H. G. Wells famously quipped that “no passion in the world is equal to the passion to alter someone else’s draft,” and there’s something in that. Once the tracking is turned on, you’re itching to leave some tracks. Competent prose can be downright irritating when you’re young and energetic and on a mission to whip the literary world into shape. Come on, come on, you think—surely I know something this writer doesn’t! Sure you do. But it isn’t that. Or that. Or that.
You sit with a dictionary and search engine close at hand. Then why oh why aren’t they your weapons of choice? If I’ve said it once, I’ve said it a hundred times:
First, do no harm.
Look it up.
And when in doubt, keep your hands in the air.

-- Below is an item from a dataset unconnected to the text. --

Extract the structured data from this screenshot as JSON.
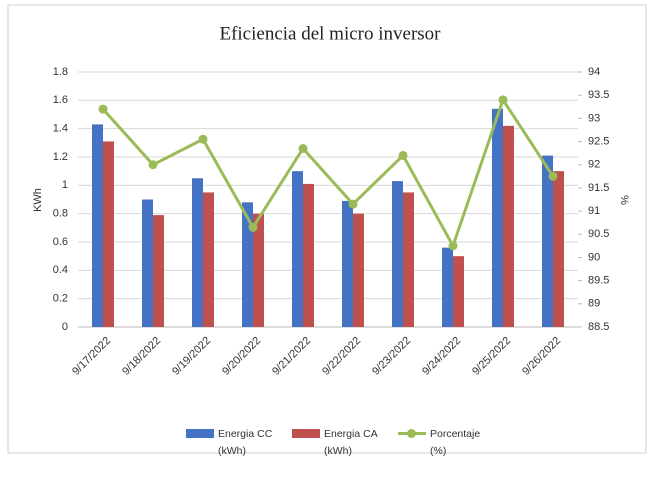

So I ask you: how does this relate to poetry groups? What happens when we excessively tinker with one another's first drafts? I don't think the answer is undoubtedly that we ought to leave well enough alone... operative phrase "well enough" which is for me the reason why writing groups are exempt in some ways from accusations of trashing. Oh sure, there are people who are not satisfied with any poem they see in group. There are those who will tinker endlessly with one minute phrase. Maybe there is someone in your group who wants everything to be literally TRUE and would not recognize irony or metaphor if handed to him/her on a platter.
But basically there is loads of room (and hopefully PERMISSION) in writing groups for healthy chatter about possibilities. It is pretty exciting really to present a poem to your colleagues and have them sit there devouring every morsel, pencils paused over the draft like rescue helicopters. And what is the harm done to have suggestions, even if they seem off at the time? I love to go home from my group and ponder every detail of what has been offered. Maybe I will not heed 90%, but find one or two things that light up the poem. Oh my, does it feel great when that happens.
I've been asked many many times if a poem that is edited, tweaked, altered, is still the poem the author intended, if it has become  someone else's poem. Truly, sometimes it seems like a wholly new poem once all the ideas for revision have been employed. But the suggested edits are not the poem. And its author is still in charge of the final product. But the bottom line is this: did the editor alter the ideas or thrust of the poem? Did your colleague change the poem's purpose or feeling? I'm not talking here of changes in verb tense that make the poem's place in time more or less immediate. I mean that the poem is more changed than tweaked, less of YOU in there than some new voice. 
I have poems sent to me frequently, authors seeking their publication in my literary zine. I love the chance to work with poets who submit, making salient suggestions such as line break, punctuation, and even verb tense. What I do NOT do, is make any kind of radical alterations. If the poem is not good enough to exist without that kind of purge/replace activity, I need to (and do) refuse the poem for publication. And my key is to "suggest," not change. I love working in concert with the poets on revision. I emphasize to each and all that these are not MY poems and they have final say. I do not ever micro-manage poets or their poems. As editor I have final say only insofar as the choice to publish or not. The rest is up to the poets. My hands are up in the air, or are clapping with happiness.